Pepsin to Percher

Pepsin
(Pep"sin) n. [Gr. a cooking, digesting, digestion, fr. to cook, digest: cf. F. pepsine. Cf. Dyspepsia.] (Physiol. Chem.) An unorganized proteolytic ferment or enzyme contained in the secretory glands of the stomach. In the gastric juice it is united with dilute hydrochloric acid (0.2 per cent, approximately) and the two together constitute the active portion of the digestive fluid. It is the active agent in the gastric juice of all animals.

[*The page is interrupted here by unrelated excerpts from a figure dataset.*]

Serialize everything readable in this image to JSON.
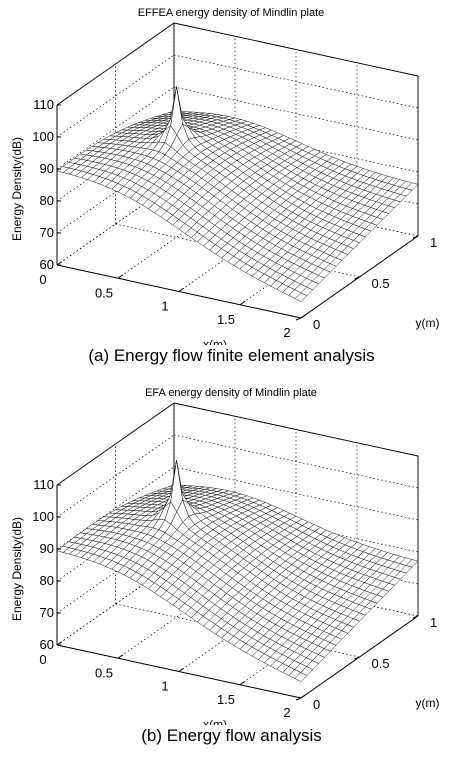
{
  "chart_data": [
    {
      "type": "surface",
      "title": "EFFEA energy density of Mindlin plate",
      "xlabel": "x(m)",
      "ylabel": "y(m)",
      "zlabel": "Energy Density(dB)",
      "xlim": [
        0,
        2
      ],
      "ylim": [
        0,
        1
      ],
      "zlim": [
        60,
        110
      ],
      "xticks": [
        "0",
        "0.5",
        "1",
        "1.5",
        "2"
      ],
      "yticks": [
        "0",
        "0.5",
        "1"
      ],
      "zticks": [
        "60",
        "70",
        "80",
        "90",
        "100",
        "110"
      ],
      "grid": true,
      "caption": "(a) Energy flow finite element analysis",
      "source_point": {
        "x": 0.5,
        "y": 0.5,
        "z": 107
      },
      "corner_values": {
        "x0_y0": 85,
        "x0_y1": 78,
        "x2_y0": 65,
        "x2_y1": 76
      }
    },
    {
      "type": "surface",
      "title": "EFA energy density of Mindlin plate",
      "xlabel": "x(m)",
      "ylabel": "y(m)",
      "zlabel": "Energy Density(dB)",
      "xlim": [
        0,
        2
      ],
      "ylim": [
        0,
        1
      ],
      "zlim": [
        60,
        110
      ],
      "xticks": [
        "0",
        "0.5",
        "1",
        "1.5",
        "2"
      ],
      "yticks": [
        "0",
        "0.5",
        "1"
      ],
      "zticks": [
        "60",
        "70",
        "80",
        "90",
        "100",
        "110"
      ],
      "grid": true,
      "caption": "(b) Energy flow analysis",
      "source_point": {
        "x": 0.5,
        "y": 0.5,
        "z": 109
      },
      "corner_values": {
        "x0_y0": 85,
        "x0_y1": 80,
        "x2_y0": 65,
        "x2_y1": 77
      }
    }
  ]
}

As prepared from the glandular layer of pigs' or calves' stomachs it constitutes an important article of pharmacy.

Pepsinhydrochloric
(Pep`sin*hy`dro*chlo"ric) a. (Physiol. Chem.) Same as Peptohydrochloric.

Pepsinogen
(Pep*sin"o*gen) n. [Pepsin + -gen.] (Physiol. Chem.) The antecedent of the ferment pepsin. A substance contained in the form of granules in the peptic cells of the gastric glands. It is readily convertible into pepsin. Also called propepsin.

Peptic
(Pep"tic) a. [L. pepticus, Gr. . See Pepsin.]

1. Relating to digestion; promoting digestion; digestive; as, peptic sauces.

2. Able to digest. [R.]

Tolerably nutritive for a mind as yet so peptic.
Carlyle.

3. (Physiol. Chem.) Pertaining to pepsin; resembling pepsin in its power of digesting or dissolving albuminous matter; containing or yielding pepsin, or a body of like properties; as, the peptic glands.

Peptic
(Pep"tic), n.

1. An agent that promotes digestion.

2. pl. The digestive organs.

Is there some magic in the place,
Or do my peptics differ?
Tennyson.

Peptics
(Pep"tics) n. The science of digestion.

Peptogen
(Pep"to*gen) n. [Peptone + -gen.] (Physiol.) A substance convertible into peptone.

Peptogenic
(Pep`to*gen"ic) a. Same as Peptogenous.

Peptogenous
(Pep*tog"e*nous) a. (Physiol. Chem.) Capable of yielding, or being converted into, peptone.

Peptohydrochloric
(Pep`to*hy`dro*chlo"ric) a. [See Peptone, and Hydrochloric.] (Physiol. Chem.) Designating a hypothetical acid (called peptohydrochloric acid, pepsinhydrochloric acid, and chloropeptic acid) which is supposed to be formed when pepsin and dilute (0.1-0.4 per cent) hydrochloric acid are mixed together.

Peptone
(Pep"tone) n. (Physiol. Chem.) (a) The soluble and diffusible substance or substances into which albuminous portions of the food are transformed by the action of the gastric and pancreatic juices. Peptones are also formed from albuminous matter by the action of boiling water and boiling dilute acids. (b) Collectively, in a broader sense, all the products resulting from the solution of albuminous matter in either gastric or pancreatic juice. In this case, however, intermediate products such as antialbumose, hemialbumose, etc., are mixed with the true peptones. Also termed albuminose.

Pure peptones are of three kinds, amphopeptone, antipeptone, and hemipeptone, and, unlike the albumose bodies, are not precipitated by saturating their solutions with ammonium sulphate.